Molkereien drängen auf Corona-Hilfe

Nicht alle Bauern fühlen sich damit wohl ihre Tiere nach zwei Jahren zum Schlachten in fremde Hände zu übergeben.
Minus 80 Prozent bei Lieferungen an Gastronomie und Tourismus. Deutliches Plus bei Biomilch.

Für die Milchbauern ist die Corona-Krise ein finanzielles Problem und auch ein finanzieller Vorteil. Ob man zu den Verlieren oder zu den Gewinnern gehört, hängt davon ab, ob der Milchbauer den Lebensmitteleinzelhandel beliefert oder Gastronomie und Tourismus.

Wegen des Lockdowns und den ausgebliebenen Touristen haben Gastronomie und Tourismusbetriebe im Vorjahr deutlich weniger Milchprodukte gekauft.
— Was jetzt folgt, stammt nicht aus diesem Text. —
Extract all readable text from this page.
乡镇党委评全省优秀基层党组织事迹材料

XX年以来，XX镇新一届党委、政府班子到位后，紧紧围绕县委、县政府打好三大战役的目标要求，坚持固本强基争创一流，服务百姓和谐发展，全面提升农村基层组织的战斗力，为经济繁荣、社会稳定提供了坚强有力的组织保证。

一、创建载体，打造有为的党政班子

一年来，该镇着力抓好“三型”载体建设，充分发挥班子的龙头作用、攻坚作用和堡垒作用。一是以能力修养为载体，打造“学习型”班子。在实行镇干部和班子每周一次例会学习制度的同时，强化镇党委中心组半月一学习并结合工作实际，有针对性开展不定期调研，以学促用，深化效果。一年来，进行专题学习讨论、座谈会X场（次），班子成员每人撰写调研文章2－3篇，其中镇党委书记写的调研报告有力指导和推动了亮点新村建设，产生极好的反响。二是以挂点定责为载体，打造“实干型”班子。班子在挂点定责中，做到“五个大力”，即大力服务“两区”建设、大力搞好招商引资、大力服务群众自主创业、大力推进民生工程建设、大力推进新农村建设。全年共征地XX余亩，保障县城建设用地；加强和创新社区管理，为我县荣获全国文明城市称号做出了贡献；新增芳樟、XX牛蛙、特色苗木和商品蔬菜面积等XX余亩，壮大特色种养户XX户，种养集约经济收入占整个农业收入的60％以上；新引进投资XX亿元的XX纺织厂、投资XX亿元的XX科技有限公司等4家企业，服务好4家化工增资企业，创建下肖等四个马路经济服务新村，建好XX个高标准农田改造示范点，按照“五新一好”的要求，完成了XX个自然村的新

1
Davon betroffen sind vor allem Molkereien in Vorarlberg, Tirol, Salzburg und Kärnten. Helmut Petschar ist Präsident der Vereinigung österreichischer Milchverarbeiter und Geschäftsführer der Kärntnermilch. Laut Petschar betragen die Lieferrückgänge an die Gastronomie in den genannten Bundesländern „zwischen 60 und 80 Prozent“.

Gleichzeitig ist der Absatz von Milch und Milchprodukten im Lebensmitteleinzelhandel und in der Direktvermarktung vom Bauernhof deutlich gestiegen. So wurden im Supermarkt um 15 Prozent mehr Butter und um zehn Prozent mehr Käse verkauft.

Das ist auch kein Wunder. Angesichts geschlossener Restaurants und Kantinen wurde mehr zu Hause gegessen. Molkereien, die den Lebensmitteleinzelhandel beliefern, haben daher ein gutes Geschäft gemacht.

Mehr Exporte

Dazu kommt, dass es auch beim Export von Milchprodukten mit einem Plus von 4,5 Prozent gut gelaufen ist. Das Hauptexportprodukt ist Käse. Etwas mehr als die Hälfte der Exporte gehen nach Deutschland.

Zu den Gewinnern gehören auch jene Milchbauern, die auf Biomilch gesetzt haben. Auch hier ist die Nachfrage gestiegen. Offenbar hat die Corona-Krise Konsumenten dazu motiviert, teurere Bioprodukte zu kaufen.

Obwohl einige Molkereien in West- und Südösterreich massive Umsatzrückgänge hinnehmen mussten, sind die Umsätze der Milchbranche in Österreich insgesamt um 3,2 Prozent auf 2,95 Milliarden Euro gestiegen.

Bisher wurde der Ruf der Milchwirtschaft nach einer Corona–Hilfe für Molkereien mit großen Umsatzeinbrüchen nicht erhört. Petschar wiederholte diese Forderung: „Wir hoffen, dass es wenigstens heuer eine Hilfe für uns geben wird.“

Derzeit bekommen die Bauern für einen Liter Milch von den Molkereien durchschnittlich 34,3 Cent je Liter. Die Erzeuger-Milchpreise sind mit leichten Schwankungen seit vier Jahren stabil. Auf dem internationalen Milchmarkt sind die Preise hingegen deutlich gestiegen. Im Lebensmitteleinzelhandel beginnen die Preise für einen Liter Milch bei rund einem Euro.

Die großen Drei

Wenn es um den Milchpreis geht, sind nicht die Molkereien die großen Player, sondern die großen Lebensmitteleinzelhändler Rewe (Merkur, Billa), Spar und Hofer. Ohne die drei Händler bleiben lediglich Gastronomie und Tourismus als Absatzmärkte. Die meisten Molkereien sind Genossenschaften und gehören den Milchbauern. Die Gewinne der Molkereien betragen rund 1,5 Prozent vom Umsatz.